Winning: Englishman, Israeli and 65 medals
How to become a winner – that’s what we all want to know. From the point of view of a business mentor, it is a daily challenge for me to enable people to reach this goal.
I recently came across the works of Yehuda Shinar, an Israeli, who has developed a winning formula to teach people how ….”to win”. Yup, pun intended. And what does that mean? Well have a look a partial list of Shinar’s clients. In no order of importance: –
- He has been involved with Maccabi Tel Aviv, when they won the local football league
- He was behind the scenes when England won the World Cup in rugby
- 50% of new Israeli fighters pilots, acknowledged as some of the world’s best, have come through his course.
- Team GB at the 2008 Olympics in Beijing owed a lot to Shinar’s methodology.
And so the list goes on. However, what makes Shinar’s formula so special?
He starts with a very simple premise: that a winner has to learn what they are doing when they are winning. A winner needs to be able to recognise the bits that work – so they can then work on the bits that don’t work………The crux of Yehuda Shinar’s model of winning behaviour is his famous T-CUP analysis: Thinking Correctly Under Pressure.
Enter Sir Clive Woodward, who in 2003 steered England’s rugby team to victory at the World Cup, a most unexpected triumph at the time. Woodward, from the backbone of Middle England, had already been a friend of Shinar’s for nearly a decade at that point. Shinar’s influence can be assessed from in the complete chapter that Woodward wrote about him in his book.

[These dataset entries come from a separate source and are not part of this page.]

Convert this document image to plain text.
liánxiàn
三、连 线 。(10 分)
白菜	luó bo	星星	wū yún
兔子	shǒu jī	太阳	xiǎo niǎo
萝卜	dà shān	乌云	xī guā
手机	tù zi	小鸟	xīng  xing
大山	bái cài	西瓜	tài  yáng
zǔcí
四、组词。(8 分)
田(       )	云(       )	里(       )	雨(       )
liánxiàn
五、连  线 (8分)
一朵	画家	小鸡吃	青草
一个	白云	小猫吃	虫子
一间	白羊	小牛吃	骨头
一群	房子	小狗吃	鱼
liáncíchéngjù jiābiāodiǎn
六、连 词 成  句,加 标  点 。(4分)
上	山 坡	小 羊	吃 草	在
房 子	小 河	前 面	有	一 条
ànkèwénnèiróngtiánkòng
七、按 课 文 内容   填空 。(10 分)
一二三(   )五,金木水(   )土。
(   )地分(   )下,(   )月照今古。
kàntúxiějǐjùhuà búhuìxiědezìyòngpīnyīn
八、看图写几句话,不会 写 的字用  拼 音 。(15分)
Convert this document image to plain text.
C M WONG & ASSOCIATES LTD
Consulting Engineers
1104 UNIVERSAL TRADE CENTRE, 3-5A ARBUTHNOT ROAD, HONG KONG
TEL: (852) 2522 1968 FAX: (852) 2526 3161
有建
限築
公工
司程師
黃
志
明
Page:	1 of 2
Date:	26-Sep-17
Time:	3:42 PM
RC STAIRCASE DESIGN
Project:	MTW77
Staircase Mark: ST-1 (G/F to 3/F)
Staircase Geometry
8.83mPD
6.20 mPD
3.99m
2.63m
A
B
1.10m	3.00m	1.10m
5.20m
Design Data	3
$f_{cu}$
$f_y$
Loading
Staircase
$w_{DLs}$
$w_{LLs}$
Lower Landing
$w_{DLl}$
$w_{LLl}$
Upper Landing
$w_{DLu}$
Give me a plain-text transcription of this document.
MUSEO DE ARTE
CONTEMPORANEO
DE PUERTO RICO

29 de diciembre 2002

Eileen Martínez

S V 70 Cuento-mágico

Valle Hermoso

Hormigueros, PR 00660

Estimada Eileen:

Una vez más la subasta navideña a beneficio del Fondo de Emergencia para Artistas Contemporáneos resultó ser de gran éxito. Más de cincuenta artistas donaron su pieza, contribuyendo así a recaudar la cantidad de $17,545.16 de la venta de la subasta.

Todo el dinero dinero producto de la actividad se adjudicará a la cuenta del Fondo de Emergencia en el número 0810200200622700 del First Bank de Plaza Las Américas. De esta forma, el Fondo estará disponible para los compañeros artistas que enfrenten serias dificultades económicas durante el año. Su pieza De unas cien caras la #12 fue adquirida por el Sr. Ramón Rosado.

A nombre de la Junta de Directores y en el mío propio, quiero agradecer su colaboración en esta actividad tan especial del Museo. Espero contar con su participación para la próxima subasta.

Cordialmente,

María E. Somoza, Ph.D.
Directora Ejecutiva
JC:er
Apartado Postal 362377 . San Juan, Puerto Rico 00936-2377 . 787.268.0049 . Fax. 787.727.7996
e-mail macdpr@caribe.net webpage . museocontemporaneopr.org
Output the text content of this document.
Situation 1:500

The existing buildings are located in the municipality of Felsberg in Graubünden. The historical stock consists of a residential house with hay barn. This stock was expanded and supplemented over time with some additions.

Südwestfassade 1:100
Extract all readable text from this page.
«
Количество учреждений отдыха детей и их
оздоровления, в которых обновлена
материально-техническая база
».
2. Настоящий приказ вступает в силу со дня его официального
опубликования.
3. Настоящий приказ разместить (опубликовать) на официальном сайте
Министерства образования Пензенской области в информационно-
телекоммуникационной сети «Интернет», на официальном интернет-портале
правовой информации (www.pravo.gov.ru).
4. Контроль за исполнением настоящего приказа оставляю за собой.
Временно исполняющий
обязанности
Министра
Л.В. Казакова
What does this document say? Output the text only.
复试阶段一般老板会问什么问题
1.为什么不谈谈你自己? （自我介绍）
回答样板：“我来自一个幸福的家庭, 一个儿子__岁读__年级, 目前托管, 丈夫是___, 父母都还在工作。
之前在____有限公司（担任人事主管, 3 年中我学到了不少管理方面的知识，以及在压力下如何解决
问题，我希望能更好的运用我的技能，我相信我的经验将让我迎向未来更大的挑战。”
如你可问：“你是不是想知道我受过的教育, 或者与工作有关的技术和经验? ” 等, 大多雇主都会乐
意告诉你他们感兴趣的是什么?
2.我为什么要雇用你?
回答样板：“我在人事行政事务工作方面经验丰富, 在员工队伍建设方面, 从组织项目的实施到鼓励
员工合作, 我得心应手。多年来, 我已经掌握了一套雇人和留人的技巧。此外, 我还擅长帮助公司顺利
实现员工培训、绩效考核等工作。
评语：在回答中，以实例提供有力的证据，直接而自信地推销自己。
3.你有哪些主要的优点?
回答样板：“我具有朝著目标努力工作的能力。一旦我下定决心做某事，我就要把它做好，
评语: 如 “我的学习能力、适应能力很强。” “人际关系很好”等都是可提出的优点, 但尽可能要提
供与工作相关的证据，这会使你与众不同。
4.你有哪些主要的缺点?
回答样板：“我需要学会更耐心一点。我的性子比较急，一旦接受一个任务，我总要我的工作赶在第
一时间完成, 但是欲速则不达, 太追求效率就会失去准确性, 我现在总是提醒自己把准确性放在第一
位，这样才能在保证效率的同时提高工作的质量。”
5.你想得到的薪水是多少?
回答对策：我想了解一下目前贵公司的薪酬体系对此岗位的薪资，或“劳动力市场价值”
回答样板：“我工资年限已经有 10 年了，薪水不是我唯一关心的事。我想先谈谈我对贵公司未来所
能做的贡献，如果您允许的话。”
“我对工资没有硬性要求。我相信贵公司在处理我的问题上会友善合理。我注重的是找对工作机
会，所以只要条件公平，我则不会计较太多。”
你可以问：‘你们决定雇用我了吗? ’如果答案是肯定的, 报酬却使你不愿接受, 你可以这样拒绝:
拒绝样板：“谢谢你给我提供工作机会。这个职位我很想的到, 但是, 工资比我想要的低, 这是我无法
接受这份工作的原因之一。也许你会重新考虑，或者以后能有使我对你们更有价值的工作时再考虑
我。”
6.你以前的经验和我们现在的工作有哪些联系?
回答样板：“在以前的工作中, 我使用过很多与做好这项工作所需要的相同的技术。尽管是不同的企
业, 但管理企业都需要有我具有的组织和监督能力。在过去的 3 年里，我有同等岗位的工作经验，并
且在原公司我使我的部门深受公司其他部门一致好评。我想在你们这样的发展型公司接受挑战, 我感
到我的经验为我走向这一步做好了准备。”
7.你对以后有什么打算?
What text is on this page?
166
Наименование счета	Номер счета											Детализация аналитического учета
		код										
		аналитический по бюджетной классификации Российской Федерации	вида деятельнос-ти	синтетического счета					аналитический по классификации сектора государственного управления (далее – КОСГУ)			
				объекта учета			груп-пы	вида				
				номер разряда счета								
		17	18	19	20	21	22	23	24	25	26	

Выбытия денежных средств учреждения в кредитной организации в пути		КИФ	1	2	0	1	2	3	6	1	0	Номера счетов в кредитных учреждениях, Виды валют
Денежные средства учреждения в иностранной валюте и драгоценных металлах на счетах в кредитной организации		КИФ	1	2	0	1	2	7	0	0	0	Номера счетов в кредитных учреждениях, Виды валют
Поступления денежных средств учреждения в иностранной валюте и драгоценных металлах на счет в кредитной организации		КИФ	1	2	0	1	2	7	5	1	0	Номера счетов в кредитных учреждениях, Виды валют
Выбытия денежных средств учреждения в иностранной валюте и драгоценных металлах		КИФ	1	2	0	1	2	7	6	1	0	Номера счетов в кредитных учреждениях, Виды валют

However, the fairy story does not end there. Woodward progressed. At the Beijing Olympic games, he acted as Deputy Chef de Mission for Britain. He was then commissioned to complete a review of practices at the games in preparation for London 2012. Last month, Team GB won a record 65 medals, and found themselves placed third in the winners table, an all-time best. Somewhere, deep amongst that collection of gold, silver and bronze, is a brilliant Israeli philosophy showing people how to succeed under pressure.